Bir kap yemek için kuyrukta ezilen bedenler gördük. Hiç yemek alamayan bir çocukla tanımadığı halde biraz yemek alan yine bir çocuğun kapabildiği azıcık yemeğini paylaştığına şahit olduk. Bu ne muhteşem bir medeniyet Ya Rabbi! Bundan ders çıkaramayanlara yazıklar olsun. Ya tankerin altında damlacıkları toplayıp kabına koymaya çalışan çocuğun manzarası evimizde yutkunmamıza sebep olmamışsa vah bize vahlar olsun bize. Bir kenara çekilip tencerenin dibinde kalan üç beş pirinç tanesini toplayarak yemeye çalışan yavru çeşitli yemekler yerken bizi utandırmadı mı? Utandırdı elbet.

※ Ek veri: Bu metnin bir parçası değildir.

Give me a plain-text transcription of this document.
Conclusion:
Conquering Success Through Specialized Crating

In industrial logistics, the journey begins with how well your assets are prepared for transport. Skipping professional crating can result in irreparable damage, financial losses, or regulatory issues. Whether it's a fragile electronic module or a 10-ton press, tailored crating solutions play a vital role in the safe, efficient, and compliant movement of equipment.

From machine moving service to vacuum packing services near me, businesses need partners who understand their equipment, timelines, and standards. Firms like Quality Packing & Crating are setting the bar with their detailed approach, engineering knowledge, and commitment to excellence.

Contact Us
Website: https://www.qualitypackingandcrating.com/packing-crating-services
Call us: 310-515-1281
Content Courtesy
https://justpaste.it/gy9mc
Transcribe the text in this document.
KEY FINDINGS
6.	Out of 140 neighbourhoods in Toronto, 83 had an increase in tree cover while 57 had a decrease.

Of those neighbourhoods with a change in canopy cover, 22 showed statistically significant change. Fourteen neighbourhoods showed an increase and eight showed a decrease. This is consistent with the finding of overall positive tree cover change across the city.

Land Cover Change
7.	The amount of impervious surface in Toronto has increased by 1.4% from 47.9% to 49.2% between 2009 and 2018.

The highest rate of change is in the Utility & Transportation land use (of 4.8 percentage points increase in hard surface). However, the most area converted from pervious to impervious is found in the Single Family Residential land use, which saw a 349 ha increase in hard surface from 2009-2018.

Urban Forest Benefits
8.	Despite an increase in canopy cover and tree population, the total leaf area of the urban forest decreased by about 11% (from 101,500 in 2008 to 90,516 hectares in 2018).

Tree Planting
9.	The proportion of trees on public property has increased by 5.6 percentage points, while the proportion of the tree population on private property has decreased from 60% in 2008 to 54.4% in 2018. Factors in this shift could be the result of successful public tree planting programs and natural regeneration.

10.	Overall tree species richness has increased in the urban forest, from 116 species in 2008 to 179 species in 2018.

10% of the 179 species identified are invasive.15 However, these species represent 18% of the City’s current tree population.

Elhamdülillah ki, ülkemin güzel ve vicdanlı insanları elbette bu acıları birlikte yaşadı. Canını ortaya koyan gönüllüler oldu. Devletimiz zaten her daim bu davanın yılmaz savunucusu oldu.
Tek parça kefene sarıp çocuğunu mezara defneden, paramparça olmuş bedenleri poşetlerle taşıyan babalar ve anneler gördük. Ölürse tanıyayım diye sağ iken kollarına isimleri yazıldı çocukların. Hastanelerde anestezi uygulanamadan ameliyat edilenler gördü bu talihsiz gözlerimiz. Kolu bacağı kangren olmasın diye uyuşturulmadan kesilen çocuklar, gençler ve yetişkinler oldu.
Çok acılar çekti insanlar. Sadece Gazze mi? Hayır Doğu Türkistan'dan haber bile alamıyoruz. Suriyeli kardeşlerimizin yıllardır Katil Esed'in zulmünden çekmediği kalmadı. Elbette tüm mazlumlar hepimizin meselesi. Ancak Gazze başkaydı. Siyonist İsrail Hükümeti, ona destek olan tüm yandaşları burada tam iki yıl kullanmadıkları silah kalmadı. Yüz bini aşkın şehit var. İki yıl sürdü bu kıyım. Oturacak bina, okuyacak okul, tedavi olacak hastane kalmadı. Ancak buna rağmen “Len nesküte la, len neslime la” yani, “Asla susmayacağız ve asla teslim olmayacağız.” Dediler. Böylece Siyonist ve soykırımcı Netenyahu'ya ve destekçilerine Müslümanlığın onurlu ve kararlı yüzünü gösterdiler. İnşallah Hanzala'nın yüzü Özgür Filistin kurulur da insanlığa “merhaba” der.
Her daim kırılganlık ihtimali olan ateşkes anlaşması inşallah özgür Filistin'in kapılarını aralar. Katillere karşı oluşan toplum vicdanını canlı tutmaya devam etmemiz gerekir. Boykota devam etmemiz gerekir. Ta ki, Holokost ve Antisemitist yalanlarına sığınıp dünyayı kana bulamak işin soykırım yapmak isteyen Siyonistlerin gerçek amaçlarını herkes bilsin ve duysun.